В общей сложности я прооперировал порядка 10 тысяч детей во всем мире, и каждый год получаю от трех до десяти благодарностей от своих уже выросших пациентов. А где-то раз в году мне приходят письма о том, что кто-то из ребят стал родителем, и они называют меня дедушкой. Так что я счастливый дедушка.

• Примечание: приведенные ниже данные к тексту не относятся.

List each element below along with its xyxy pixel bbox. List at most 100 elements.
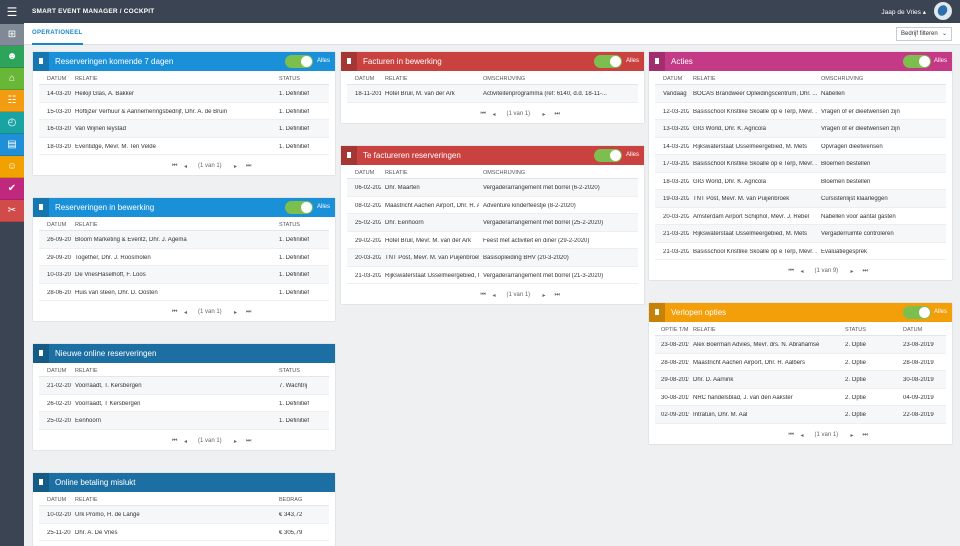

Иногда мне приходят письма по-русски из России, Украины, Казахстана, Киргизии, Белоруссии. Перевожу в Google, но это ужасно. К сожалению, я не говорю по-русски – даже несмотря на свои русские корни и на то, что я провожу в России достаточно много времени. Однажды руководитель Исследовательского центра сердечно-сосудистой хирургии доктор Лео Бокерия сказал мне: «Доктор Новик, Вы столько делаете для детей из России и сотрудничаете с нашими врачами. Но почему Вы не говорите по-русски?» Я ответил, что у меня нет хорошего повода, а он сказал, что учиться никогда не поздно.
— Вы могли бы совершенно спокойно работать в США, а вместо этого выбрали мотания по всему миру, да еще в самые неблагополучные страны. Взять хотя бы Ирак или Ливию… Зачем вам это нужно?
— Я сделал этот выбор много лет назад. Тогда я понял, что смогу больше помочь детям с заболеваниями сердца, если буду учить специалистов по всему миру, как им заботиться о таких пациентах в их стране. Конечно, оперировать у себя в США, в моем родном Мемфисе – это прекрасно для детей, которые находятся там. Но таким образом не поможешь детям в других уголках земного шара. В США есть достаточно специалистов надлежащего уровня. Моя задача –учить специалистов по всему миру, чтобы они могли оперировать. Это позволит в общей сложности провести больше операций в год, чем мог бы сделать я один. Если я обучу хирургов в 60-70 странах, и они будут делать по 400-500 операций в год – Боже, насколько это будет лучше для детей, чем если бы я провел 200-300 операций в США.